Com a abolição, as negras continuaram vendendo o bolinho nas ruas para comprar cartasc darwin2 pokeralforria e para sustentar a família. Muitas se tornaram chefesc darwin2 pokerfamília com a venda do acarajé. Segundo Ventura, até hoje o acarajé está associado a mulheres nessa posição: 70% das atuais baianas da Associação Nacional do ofício são as principais provedoras da família.
"Existe uma relação especial entre alguns gruposc darwin2 pokermulheres e profissões ou ofícios relacionados ao cozinhar. Historicamente, no Brasil, ainda que pese nessa situação a desigualdadec darwin2 pokergênero, verificamos que o papel das mulheres nos ofícios tradicionais ligados à culinária - que hoje estão principalmente relacionados às comidasc darwin2 pokerrua - ajudou a formar a culturac darwin2 pokerseu povo", explica Bitter.
"O acarajé está associado predominante às mulheres por ser um ofício passadoc darwin2 pokermãe para filha por séculos na Bahia. Porém, com o passar dos tempos, muitas baianas não tiveram filhas, somente filhos. Para garantir o sustento da família, principalmente nos últimos anos, foram eles que herdaram o ofício e deram continuidade à atividade", agrega Ventura.
De acordo com ela, dos 80 mil vendedoresc darwin2 pokeracarajé registrados pela Associação Nacional das Baianas, 10% são homens.
Outra característica social do acarajé é o seu fator religioso: até hoje a iguaria tem posição central no Candomblé,c darwin2 pokerque é servida como uma oferenda aos orixás.
Tacacá e jambu
Entre os saberes que estão sendo avaliados pelo Iphan está o tacacá, prato típico da região amazônica feito a partir dos subprodutos da mandioca brava, como o tucupi, ec darwin2 pokertemperos do Norte, como o jambu.

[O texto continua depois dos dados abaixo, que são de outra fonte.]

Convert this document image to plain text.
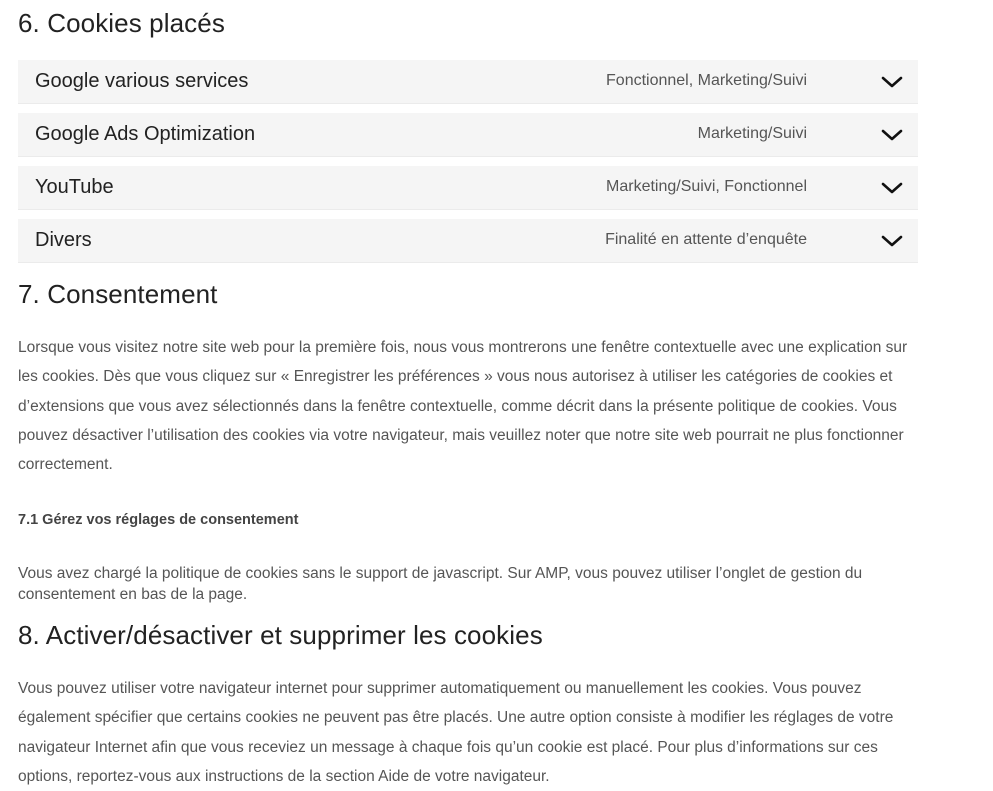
6. Cookies placés
Google various services	Fonctionnel, Marketing/Suivi
Google Ads Optimization	Marketing/Suivi
YouTube	Marketing/Suivi, Fonctionnel
Divers	Finalité en attente d’enquête
7. Consentement

Lorsque vous visitez notre site web pour la première fois, nous vous montrerons une fenêtre contextuelle avec une explication sur les cookies. Dès que vous cliquez sur « Enregistrer les préférences » vous nous autorisez à utiliser les catégories de cookies et d’extensions que vous avez sélectionnés dans la fenêtre contextuelle, comme décrit dans la présente politique de cookies. Vous pouvez désactiver l’utilisation des cookies via votre navigateur, mais veuillez noter que notre site web pourrait ne plus fonctionner correctement.

7.1 Gérez vos réglages de consentement

Vous avez chargé la politique de cookies sans le support de javascript. Sur AMP, vous pouvez utiliser l’onglet de gestion du consentement en bas de la page.

8. Activer/désactiver et supprimer les cookies

Vous pouvez utiliser votre navigateur internet pour supprimer automatiquement ou manuellement les cookies. Vous pouvez également spécifier que certains cookies ne peuvent pas être placés. Une autre option consiste à modifier les réglages de votre navigateur Internet afin que vous receviez un message à chaque fois qu’un cookie est placé. Pour plus d’informations sur ces options, reportez-vous aux instructions de la section Aide de votre navigateur.
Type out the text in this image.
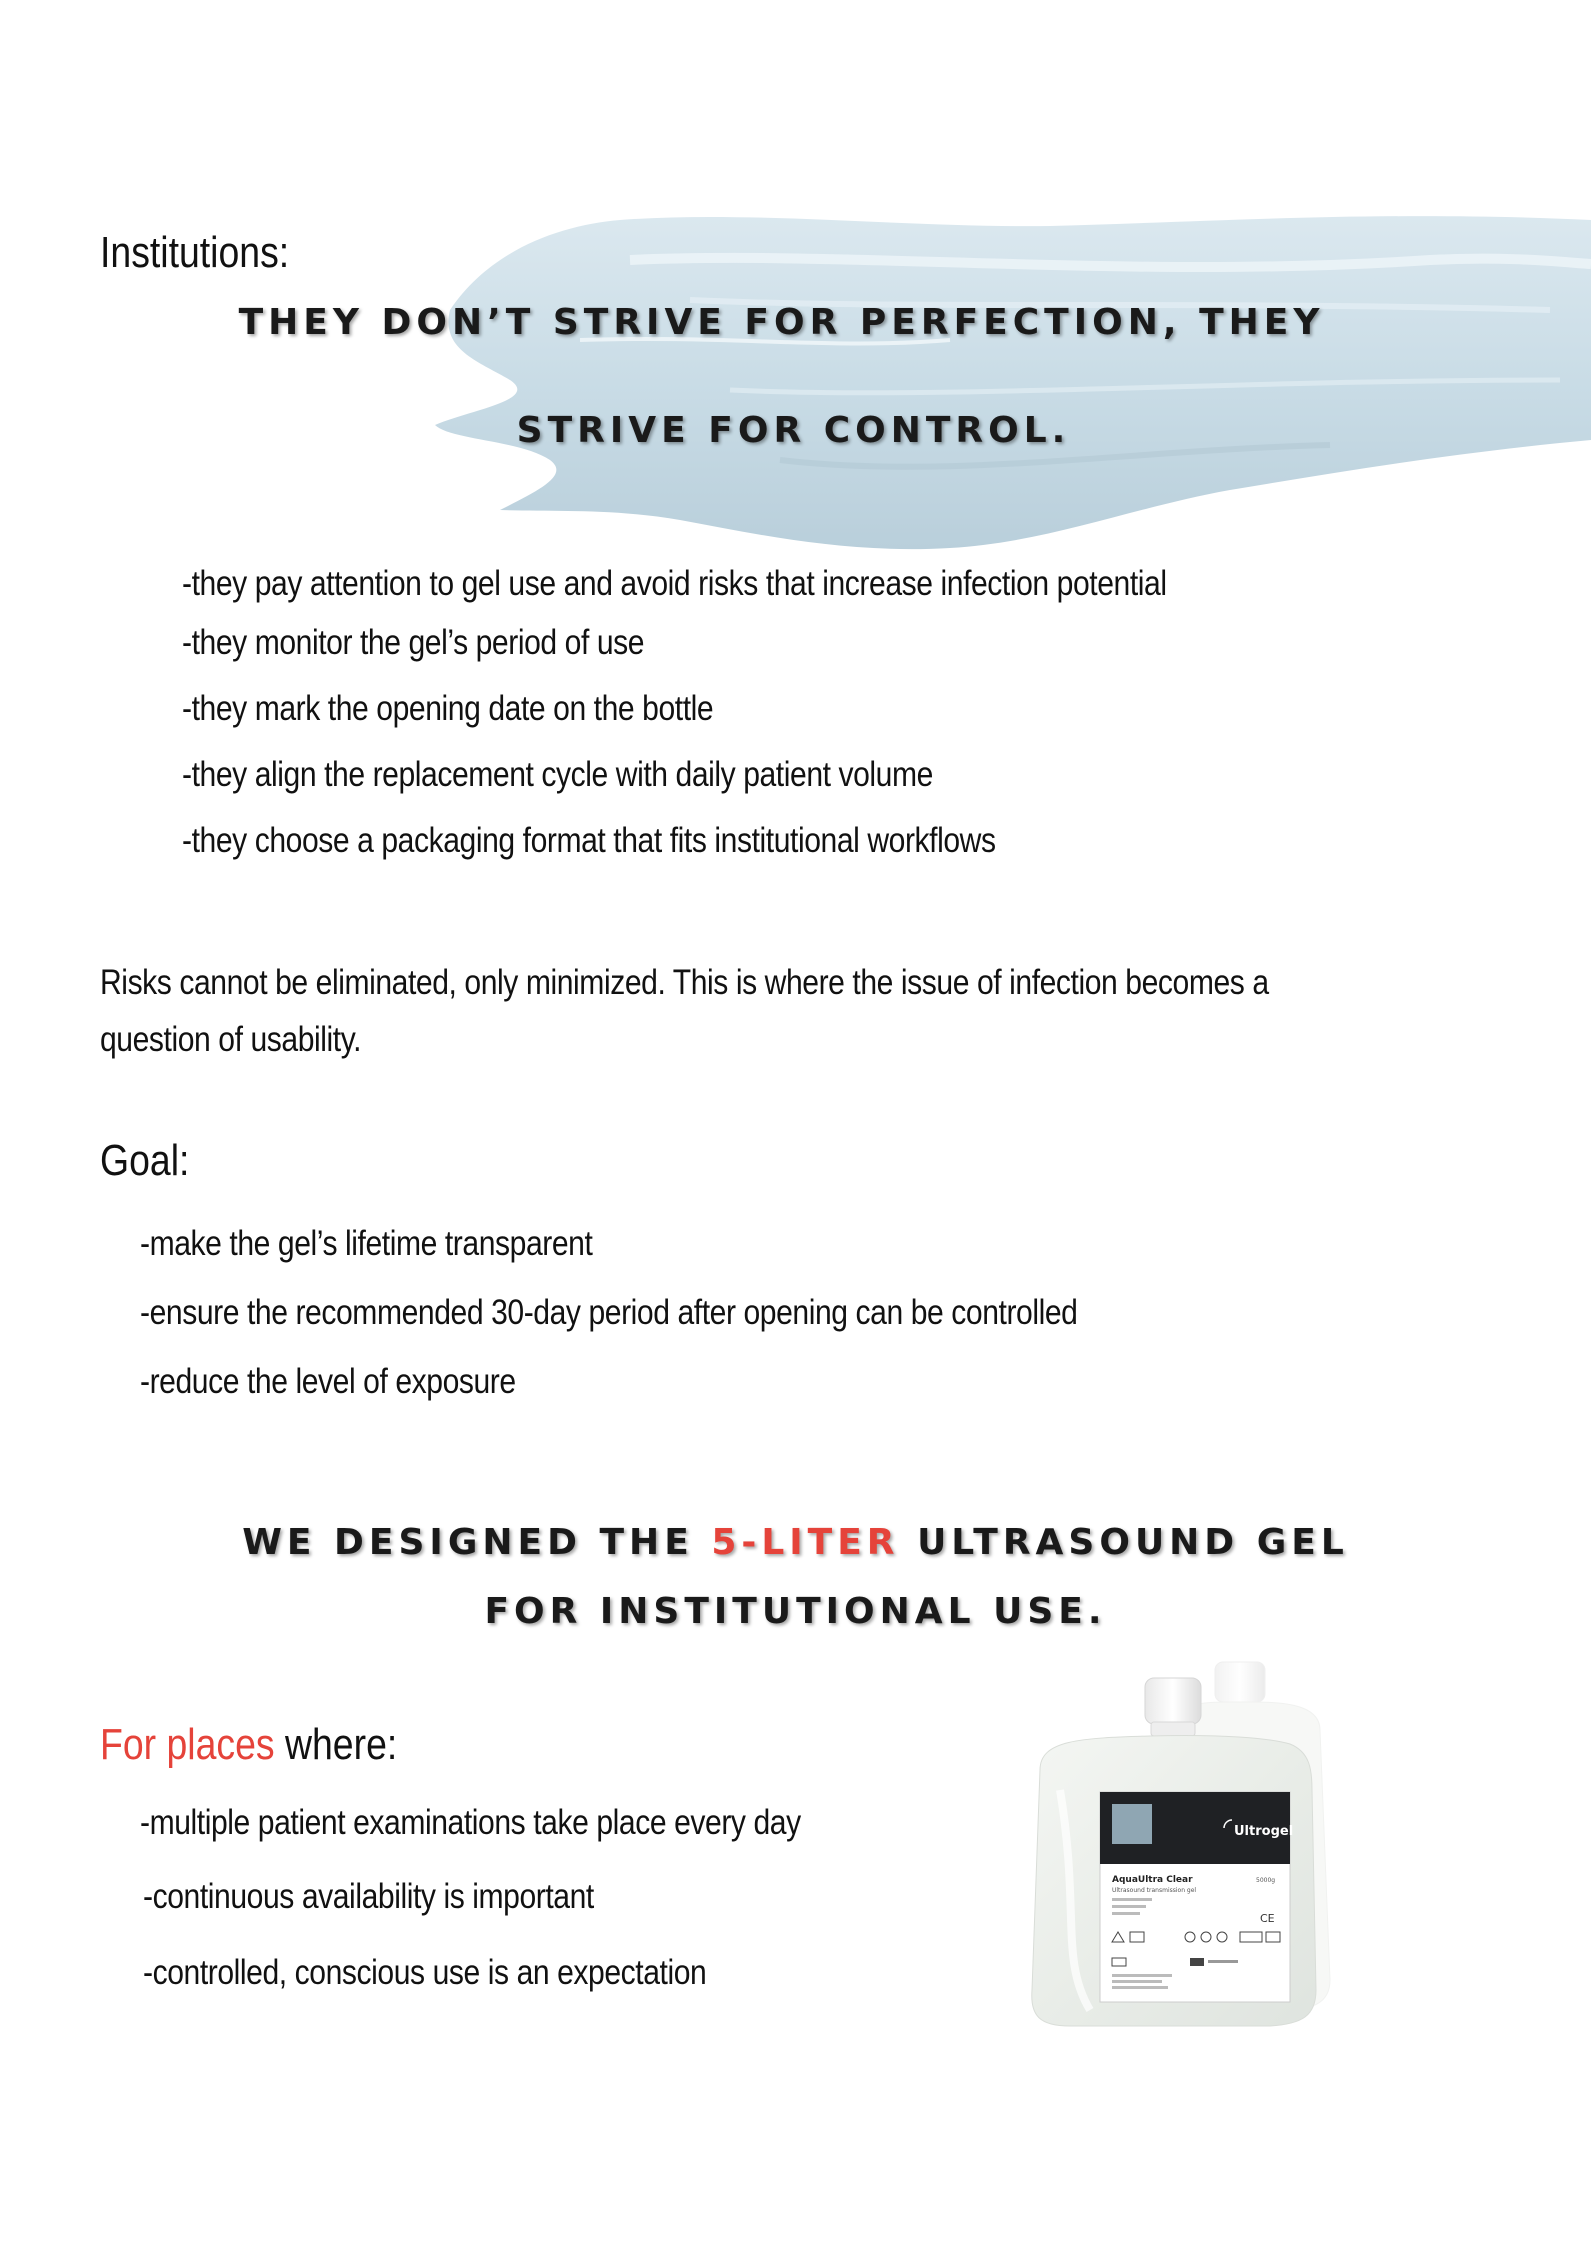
Institutions:
THEY DON’T STRIVE FOR PERFECTION, THEY
STRIVE FOR CONTROL.
-they pay attention to gel use and avoid risks that increase infection potential
-they monitor the gel’s period of use
-they mark the opening date on the bottle
-they align the replacement cycle with daily patient volume
-they choose a packaging format that fits institutional workflows
Risks cannot be eliminated, only minimized. This is where the issue of infection becomes a
question of usability.
Goal:
-make the gel’s lifetime transparent
-ensure the recommended 30-day period after opening can be controlled
-reduce the level of exposure
WE DESIGNED THE 5-LITER ULTRASOUND GEL
FOR INSTITUTIONAL USE.
For places where:
-multiple patient examinations take place every day
-continuous availability is important
-controlled, conscious use is an expectation
Ultrogel
AquaUltra Clear	5000g
Ultrasound transmission gel
CE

"O preparo do tacacá envolve etapas complexas e demoradas, começando pelo seu principal ingrediente, o tucupi, extraído da mandioca brava, que não pode ser consumida diretamente da natureza", conta Bitter, explicando que a mandioca brava contém substâncias perigosas para a alimentação humana.
"Aprendemos a tornar a mandioca brava comestível graças a uma técnica secular herdada dos povos indígenas que habitaram a Amazônia e que faz parte da cultura do povo local até hoje", explica o professor.
A produção do tacacá envolve uma comunidade local grande, que vai desde os produtores da mandioca brava, passando pelos produtoresc darwin2 pokertucupi e pelas feiras e mercados locais, onde os temperos e demais ingredientes são vendidos. É nessa etapa do processo que entra a figura da mulher amazônica: as tacacazeiras são as mulheres que preparam e vendem o tacacá.
"Reconhecer como patrimônio a relação das mulheres com saberes da culinária tradicional é transformar um índicec darwin2 pokersubmissãoc darwin2 pokerum instrumentoc darwin2 pokerempoderamento: ser baianac darwin2 pokeracarajé ou tacacazeira é muito mais do que cozinhar esses alimentos, é herdar um ofício histórico capazc darwin2 pokerorganizar a vidac darwin2 pokertoda uma comunidade", defende Bitter.